Why Nests?

January 16th, 2011

Hope Entwined III 48" x 12" acrylic on board represents the nest of a common yellow throat with artifacts from several Peruvian cultures entwined in the twigs and feathers. The blue morpho butterfly above might have fluttered in the rainforest near the bird as it migrated south.

People often ask me why I paint nests. There are so many reasons.

One is simply that I find them to be quite beautiful and fascinating. The fact that they are created by tiny creatures with no opposing thumbs is astonishing. A friend of mine is a biology professor. For class one day she heaped the lab tables with twigs, grasses and bits of string. She had her students build nests using only one hand. Try it! You will gain a new respect for those little feathered  creatures that you see in the air.

Another reason is the visual beauty of the nests. Grasses, leaves, branches, ribbon, even shredded blue tarp create a lovely visual cacophony when woven together that is challenging to re-create on canvas.

Enhanced fiberglass sculpture. I added the wings, bird and nest to a pre-fab form.

And REALLY challenging to build with clay or fiberglass- I keep trying! Here’s Bird Dog- from my participation in our annual fund raiser for the local artists guild. I added the stick in his mouth and the bird and nest. Fun, but tricky.

Another obvious reason is that nests represent nurturing and safety. Home.

Additionally they represent a global connectivity that may not be obvious to all. In the northern forests of my backyard, tiny ovenbirds build their nests on the ground, hidden deep in last year’s leaves.  Down the hill in the marsh, the elusive common yellowthroat tucks its tiny woven home into reeds and red osier dogwood. These birds fly south for the winter- some as far as Bolivia or Peru, thus directly connecting us with their migratory trajectory.

For millennia and more these birds have watched human cultures rise and fall. The Maya, and Aztec in Mexico, San Agustín in Colombia, Cahokia in Missouri: cultures which have built cities and then all but vanished… but still the birds continue to fly.

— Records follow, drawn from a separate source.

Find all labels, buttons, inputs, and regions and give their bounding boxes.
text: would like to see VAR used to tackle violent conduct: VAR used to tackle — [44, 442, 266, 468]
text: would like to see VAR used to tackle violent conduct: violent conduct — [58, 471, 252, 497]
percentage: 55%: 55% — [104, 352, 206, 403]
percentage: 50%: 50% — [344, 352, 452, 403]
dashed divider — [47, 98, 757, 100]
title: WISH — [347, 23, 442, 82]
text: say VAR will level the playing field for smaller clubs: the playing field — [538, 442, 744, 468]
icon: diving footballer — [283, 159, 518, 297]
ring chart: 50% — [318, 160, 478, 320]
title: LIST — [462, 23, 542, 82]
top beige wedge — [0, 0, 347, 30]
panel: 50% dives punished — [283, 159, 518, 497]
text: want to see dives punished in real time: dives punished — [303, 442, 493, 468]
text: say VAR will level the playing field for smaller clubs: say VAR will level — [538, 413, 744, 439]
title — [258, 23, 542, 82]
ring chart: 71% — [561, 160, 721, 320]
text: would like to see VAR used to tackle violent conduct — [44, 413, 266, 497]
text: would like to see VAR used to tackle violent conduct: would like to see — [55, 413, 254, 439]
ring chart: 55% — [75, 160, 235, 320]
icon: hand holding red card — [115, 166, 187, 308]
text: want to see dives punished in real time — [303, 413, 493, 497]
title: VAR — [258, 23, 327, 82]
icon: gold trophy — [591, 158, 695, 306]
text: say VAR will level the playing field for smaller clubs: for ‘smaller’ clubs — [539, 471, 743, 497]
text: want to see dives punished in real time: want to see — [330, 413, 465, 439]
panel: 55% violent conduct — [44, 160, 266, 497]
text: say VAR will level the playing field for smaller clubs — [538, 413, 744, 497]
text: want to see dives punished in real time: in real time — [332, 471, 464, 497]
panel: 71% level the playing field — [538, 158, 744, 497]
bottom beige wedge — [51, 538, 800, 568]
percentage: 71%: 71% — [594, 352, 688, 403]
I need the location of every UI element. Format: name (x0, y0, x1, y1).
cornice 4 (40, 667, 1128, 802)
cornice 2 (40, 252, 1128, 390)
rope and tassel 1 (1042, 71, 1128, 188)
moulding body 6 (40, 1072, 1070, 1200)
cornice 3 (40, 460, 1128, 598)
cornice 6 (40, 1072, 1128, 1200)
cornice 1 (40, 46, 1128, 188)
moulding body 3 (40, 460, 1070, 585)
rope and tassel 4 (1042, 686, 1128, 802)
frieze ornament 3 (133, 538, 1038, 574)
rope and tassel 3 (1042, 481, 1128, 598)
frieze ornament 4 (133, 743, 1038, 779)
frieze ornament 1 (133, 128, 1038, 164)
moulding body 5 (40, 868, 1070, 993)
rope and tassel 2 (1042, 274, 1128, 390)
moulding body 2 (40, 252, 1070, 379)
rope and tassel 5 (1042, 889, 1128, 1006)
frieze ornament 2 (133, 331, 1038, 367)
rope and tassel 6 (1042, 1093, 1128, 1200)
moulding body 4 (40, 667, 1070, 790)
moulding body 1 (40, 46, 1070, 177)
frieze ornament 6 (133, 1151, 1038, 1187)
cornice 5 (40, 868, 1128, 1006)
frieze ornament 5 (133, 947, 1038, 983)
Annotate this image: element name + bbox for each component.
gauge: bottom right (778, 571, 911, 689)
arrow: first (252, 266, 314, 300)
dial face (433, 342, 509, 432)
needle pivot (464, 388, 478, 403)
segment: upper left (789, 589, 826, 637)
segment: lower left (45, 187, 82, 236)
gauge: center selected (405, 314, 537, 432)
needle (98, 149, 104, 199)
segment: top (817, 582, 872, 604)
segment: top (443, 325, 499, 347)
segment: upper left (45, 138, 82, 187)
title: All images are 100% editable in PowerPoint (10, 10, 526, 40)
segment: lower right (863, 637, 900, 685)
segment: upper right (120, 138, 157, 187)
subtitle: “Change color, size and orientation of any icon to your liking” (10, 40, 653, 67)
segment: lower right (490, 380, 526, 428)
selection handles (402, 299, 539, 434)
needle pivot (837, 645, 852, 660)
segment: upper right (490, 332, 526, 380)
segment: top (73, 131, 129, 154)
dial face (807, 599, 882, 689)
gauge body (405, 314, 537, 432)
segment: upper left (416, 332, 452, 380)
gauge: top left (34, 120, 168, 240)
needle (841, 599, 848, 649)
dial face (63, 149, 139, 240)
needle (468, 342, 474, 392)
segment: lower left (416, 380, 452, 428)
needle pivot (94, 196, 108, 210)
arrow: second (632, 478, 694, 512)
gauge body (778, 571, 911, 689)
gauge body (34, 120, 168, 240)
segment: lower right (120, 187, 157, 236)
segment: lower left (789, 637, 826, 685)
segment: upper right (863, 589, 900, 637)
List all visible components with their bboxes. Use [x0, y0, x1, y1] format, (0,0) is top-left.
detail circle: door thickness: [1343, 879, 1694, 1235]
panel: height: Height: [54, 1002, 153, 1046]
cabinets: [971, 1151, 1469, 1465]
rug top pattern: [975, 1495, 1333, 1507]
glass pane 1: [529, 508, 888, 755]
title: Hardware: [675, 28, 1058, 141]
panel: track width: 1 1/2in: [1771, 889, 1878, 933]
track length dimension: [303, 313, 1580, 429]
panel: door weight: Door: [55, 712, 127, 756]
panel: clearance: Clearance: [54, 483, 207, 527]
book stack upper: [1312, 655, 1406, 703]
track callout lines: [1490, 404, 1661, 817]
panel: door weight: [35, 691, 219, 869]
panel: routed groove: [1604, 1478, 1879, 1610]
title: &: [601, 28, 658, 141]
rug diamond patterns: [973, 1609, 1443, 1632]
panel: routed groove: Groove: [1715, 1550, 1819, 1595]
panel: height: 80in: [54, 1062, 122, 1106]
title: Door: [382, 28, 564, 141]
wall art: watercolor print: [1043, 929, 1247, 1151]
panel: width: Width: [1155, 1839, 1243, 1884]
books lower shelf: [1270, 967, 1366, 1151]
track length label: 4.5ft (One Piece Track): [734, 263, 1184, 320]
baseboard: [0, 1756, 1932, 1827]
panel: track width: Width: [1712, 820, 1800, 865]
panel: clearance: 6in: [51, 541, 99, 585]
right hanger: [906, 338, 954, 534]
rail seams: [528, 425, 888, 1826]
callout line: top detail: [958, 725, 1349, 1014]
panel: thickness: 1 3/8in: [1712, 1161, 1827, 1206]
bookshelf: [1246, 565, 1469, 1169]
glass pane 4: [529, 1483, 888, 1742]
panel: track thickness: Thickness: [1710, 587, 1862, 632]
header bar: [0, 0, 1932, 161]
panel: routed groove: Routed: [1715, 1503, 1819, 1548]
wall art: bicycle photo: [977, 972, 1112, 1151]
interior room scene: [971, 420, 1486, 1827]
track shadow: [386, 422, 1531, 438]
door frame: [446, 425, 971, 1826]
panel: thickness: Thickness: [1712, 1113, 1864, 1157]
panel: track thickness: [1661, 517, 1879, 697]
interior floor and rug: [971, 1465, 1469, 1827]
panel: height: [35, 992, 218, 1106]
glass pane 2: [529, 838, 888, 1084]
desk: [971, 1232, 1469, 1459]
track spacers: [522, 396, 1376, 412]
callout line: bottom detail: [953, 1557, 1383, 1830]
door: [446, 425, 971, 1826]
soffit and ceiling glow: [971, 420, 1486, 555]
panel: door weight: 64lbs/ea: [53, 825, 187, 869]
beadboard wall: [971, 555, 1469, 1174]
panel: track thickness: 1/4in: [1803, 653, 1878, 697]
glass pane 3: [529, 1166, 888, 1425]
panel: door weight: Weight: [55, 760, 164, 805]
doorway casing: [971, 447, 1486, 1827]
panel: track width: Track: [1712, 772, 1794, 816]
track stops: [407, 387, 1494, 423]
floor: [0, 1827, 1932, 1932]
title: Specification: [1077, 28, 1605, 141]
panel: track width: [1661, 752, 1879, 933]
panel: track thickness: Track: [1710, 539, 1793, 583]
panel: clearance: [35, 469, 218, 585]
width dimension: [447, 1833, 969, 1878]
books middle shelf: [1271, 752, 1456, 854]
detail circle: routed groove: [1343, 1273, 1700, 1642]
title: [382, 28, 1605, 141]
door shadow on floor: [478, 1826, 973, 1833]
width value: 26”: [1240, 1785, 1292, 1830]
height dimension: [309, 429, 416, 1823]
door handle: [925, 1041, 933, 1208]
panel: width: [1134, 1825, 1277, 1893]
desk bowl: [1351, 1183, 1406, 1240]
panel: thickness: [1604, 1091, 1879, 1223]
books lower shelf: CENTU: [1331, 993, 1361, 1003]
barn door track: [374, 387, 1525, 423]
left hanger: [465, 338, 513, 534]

That’s why I include the cultural details. In  Hope Entwined III on the left you see huayruro beads from the Amazon basin  and a woven condor pattern on a belt from Pre-Incan Paracas culture on the coast of Peru. These objects  are symbolic of human continuity, and human artistry. I choose objects that I personally find beautiful to represent the various cultures.

I was very lucky as a child to have parents who dragged me and my five siblings all over the western hemisphere.

Working with a group of students we created a human sized nest. That's me curled up in the rather uncomfortable center.

We lived in Mexico, Nicaragua, Colombia Uruguay and Paraguay, so this is not an intellectual abstract exercise for me. It’s very personal.  My father was an engineer who wanted to make the world a better place through technology.

I just want to connect it through art.